As we begin a new liturgical year -- "Year B" for Sundays and "Year 1" for weekdays -- the Gospel reading on Sunday will normally be taken from the Gospel of Mark.  The wealth of Scripture readings is worth mining over the course of a week and perhaps best approached in a prayerful and deliberative mode of engaging the text known as lectio divina.  Here the passage or passages are read in a slow, contemplative fashion until one lights upon a word or phrase that catches your attention as a “living Word” with particular meaning and relevance.

Reflection Questions

Three questions are provided to stimulate private or small group reflection on the several readings, normally one question for each reading.

Catena Nova

St. Thomas Aquinas compiled the classic Catena aurea (Golden Chain) of quotations from ancient sources as a commentary on the Gospel readings from the lectionary in use at the time.  I am providing seven passages, one for each day of the week, from authors past and present, in the hope of developing a Catena nova (New Chain) to inspire ongoing reflection on a liturgical or scriptural text from the Sunday liturgy. I strive to provide a wide range of voices.   

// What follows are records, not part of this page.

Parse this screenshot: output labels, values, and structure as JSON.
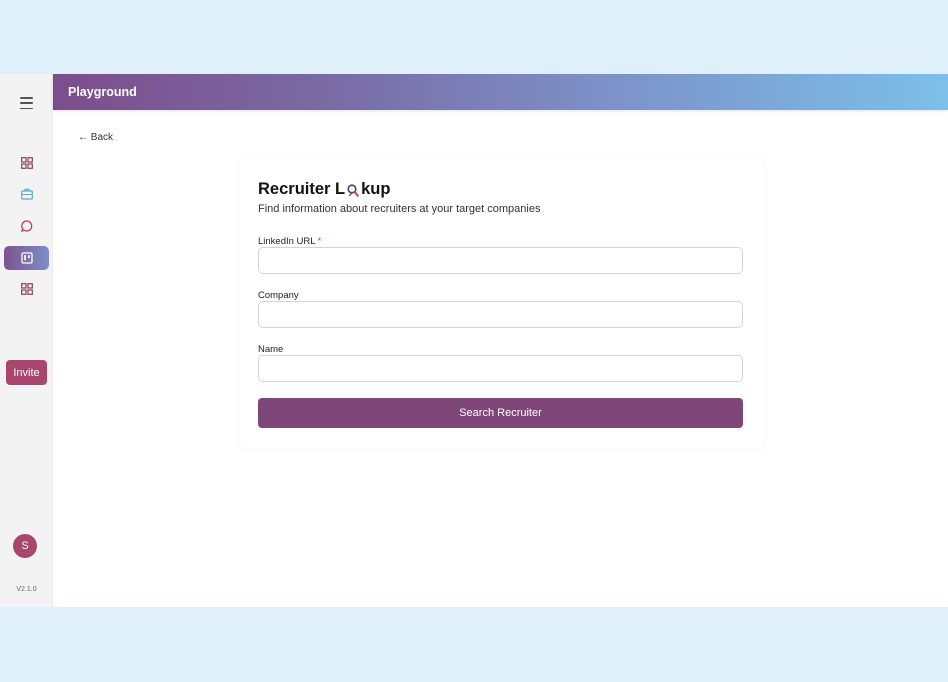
{
  "app": {
    "header_title": "Playground",
    "version": "V2.1.0"
  },
  "sidebar": {
    "menu_icon": "hamburger-menu-icon",
    "items": [
      {
        "icon": "dashboard-grid-icon",
        "color": "#8a3f5a",
        "active": false
      },
      {
        "icon": "briefcase-icon",
        "color": "#5aa9d0",
        "active": false
      },
      {
        "icon": "chat-bubble-icon",
        "color": "#c0304a",
        "active": false
      },
      {
        "icon": "board-icon",
        "color": "#ffffff",
        "active": true
      },
      {
        "icon": "apps-grid-icon",
        "color": "#8a3f5a",
        "active": false
      }
    ],
    "invite_label": "Invite",
    "avatar_initial": "S"
  },
  "nav": {
    "back_label": "← Back"
  },
  "form": {
    "title_prefix": "Recruiter L",
    "title_suffix": "kup",
    "title_icon": "magnifier-icon",
    "subtitle": "Find information about recruiters at your target companies",
    "fields": [
      {
        "label": "LinkedIn URL",
        "required": true,
        "required_mark": "*",
        "value": "",
        "placeholder": ""
      },
      {
        "label": "Company",
        "required": false,
        "value": "",
        "placeholder": ""
      },
      {
        "label": "Name",
        "required": false,
        "value": "",
        "placeholder": ""
      }
    ],
    "submit_label": "Search Recruiter"
  },
  "colors": {
    "accent": "#a8466e",
    "button": "#7f4679",
    "header_gradient_start": "#7c4d8c",
    "header_gradient_end": "#7cc0ea",
    "required": "#e0384c"
  }
}
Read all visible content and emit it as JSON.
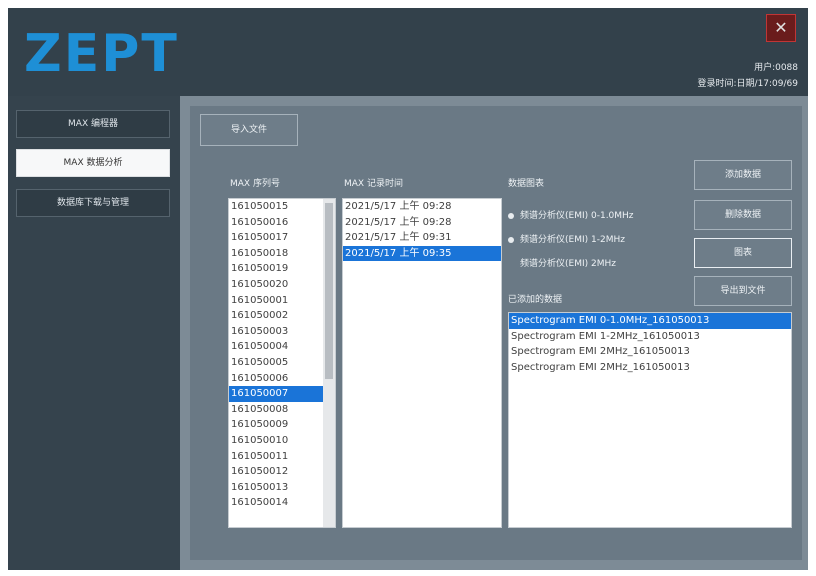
{
  "app": {
    "logo": "ZEPT",
    "close_glyph": "✕"
  },
  "user": {
    "line1": "用户:0088",
    "line2": "登录时间:日期/17:09/69"
  },
  "sidebar": {
    "items": [
      {
        "label": "MAX 编程器"
      },
      {
        "label": "MAX 数据分析"
      },
      {
        "label": "数据库下载与管理"
      }
    ]
  },
  "toolbar": {
    "import_label": "导入文件"
  },
  "columns": {
    "serial_title": "MAX 序列号",
    "record_title": "MAX 记录时间",
    "chart_title": "数据图表",
    "compare_title": "已添加的数据"
  },
  "serials": [
    "161050015",
    "161050016",
    "161050017",
    "161050018",
    "161050019",
    "161050020",
    "161050001",
    "161050002",
    "161050003",
    "161050004",
    "161050005",
    "161050006",
    "161050007",
    "161050008",
    "161050009",
    "161050010",
    "161050011",
    "161050012",
    "161050013",
    "161050014"
  ],
  "selected_serial_index": 12,
  "records": [
    "2021/5/17 上午 09:28",
    "2021/5/17 上午 09:28",
    "2021/5/17 上午 09:31",
    "2021/5/17 上午 09:35"
  ],
  "selected_record_index": 3,
  "radios": [
    {
      "label": "频谱分析仪(EMI) 0-1.0MHz",
      "checked": true
    },
    {
      "label": "频谱分析仪(EMI) 1-2MHz",
      "checked": true
    },
    {
      "label": "频谱分析仪(EMI) 2MHz",
      "checked": false
    }
  ],
  "compare_items": [
    "Spectrogram EMI 0-1.0MHz_161050013",
    "Spectrogram EMI 1-2MHz_161050013",
    "Spectrogram EMI 2MHz_161050013",
    "Spectrogram EMI 2MHz_161050013"
  ],
  "selected_compare_index": 0,
  "actions": {
    "add_label": "添加数据",
    "delete_label": "删除数据",
    "chart_label": "图表",
    "export_label": "导出到文件"
  },
  "colors": {
    "accent": "#1e8fd6",
    "selection": "#1a74d8",
    "close": "#6a1c1c"
  }
}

I am continuing to edit and update a three-cycle of Sunday homilies which I have preached over several decades in various places. While many of the homilies that appear on the website are newly-composed, I will be re-presenting others -- with appropriate and substantial modifications -- in light of current events in the church and world.

Spiritual Communion

It appears the pandemic will limit in-person participation in the liturgy until the promise of a vaccine will make such attendance safe again.  The traditional practice of a spiritual communion is an intentional desire to be in communion with the Lord and with the worshipping assembly when sacramental Communion is not possible.  I have endeavored to provide various prayer formulas from a variety of Christian traditions to facilitate this practice.